There is no place more demanding to be an extrovert than the bussiness world, it seems.  Harvard Business School is the epicenter of extroverts, as Susan Cain puts it midly.  Oh boy, I'd feel mentally and spiritually exhausted in a world like she describes Harvard to be.  Then again, I have nothing against extroverts.  It's just the idea of one right versus the other that bothers me.  Susan Cain makes sure to emphasize that both extroverts and introverts have important roles in our society - both types of individuals should be praised and welcomed, equally.  Susan Cain goes even as far as to say that it's of massive and crucial importance for introverts to be more tolerated and embraced.

While Harvard has produced some of the most important individuals of our nation, I would say Susan Cain's urge to look at a more comprehensive perspective is also important.  She contrasts US's environment to China's culture.  "In China there was more emphasis on listening, on asking questions rather than holding forth, on putting other's needs first.  In the United States, he feels, conversation is about how effective you are at turning your experiences into stories, whereas a Chinese person might be concerned with taking up too much of the other person's time with inconsequential information."  We must open our minds to consider that any extreme can be limiting to our growth as a nation, culture, and as human beings.  It's important to consider introverts just as important as extroverts in our society, if not even more....

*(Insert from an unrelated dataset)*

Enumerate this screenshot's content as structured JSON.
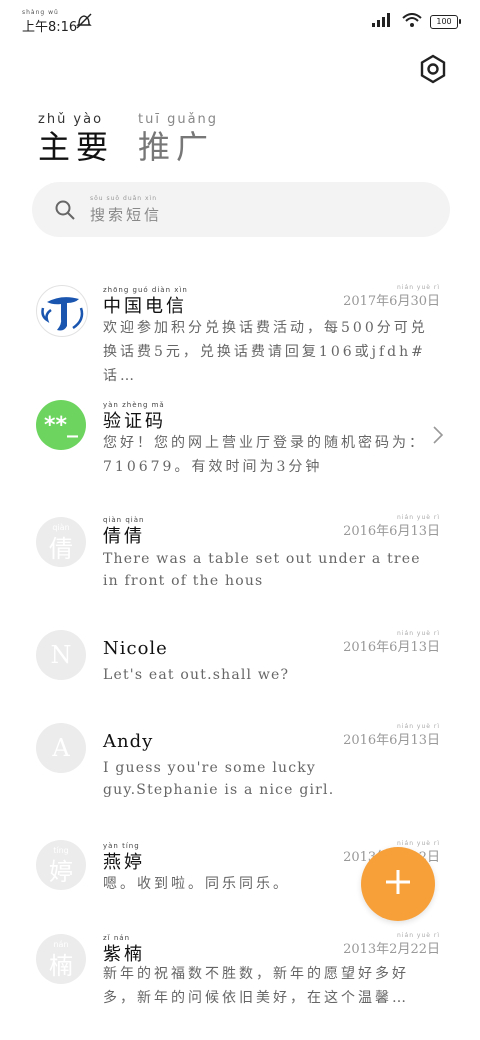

There are stories upon stories, examples upon examples about how introverts contribute to a qualitative style of living.  Just as important, there are plenty of stories of how each, introverts and extroverts, carry important roles in our society - and we cannot be GREAT without one another but we must recognized the strengths each provide.

"Our lives are shaped as profoundly by personality as by gender or race.  And the single most important aspect of personality - the 'north and south temperament,' as one scientist puts it - is where we fall on the introvert-extrovert spectrum.  Our place in this continuum influences our choice of friends and mates, and how we make conversation, resolve differences, and show love.  It affects the careers we choose and whether or ot we suceed at them.  It governs how likely we are to exercise, comit adultery, function well without sleep, learn from our mistakes, place big bets in the stock market, delay gratification, be a good leader, and ask 'what if.'"  

It is the above statement that you'll find in the very first few pages of the book.  But it is in fact, a statement you will come back to at the end of the book because it places into perspective why this discourse of the introvert versus the extrovert in our society matters.  It's a matter of our whole existences whether we place importance on one or the other rather the integration, tolerance, understanding and freedom to nurture and love both types of individuals.  It is crucial to the growth of our whole lives - spiritually, intellectually, globally, and as mere humans.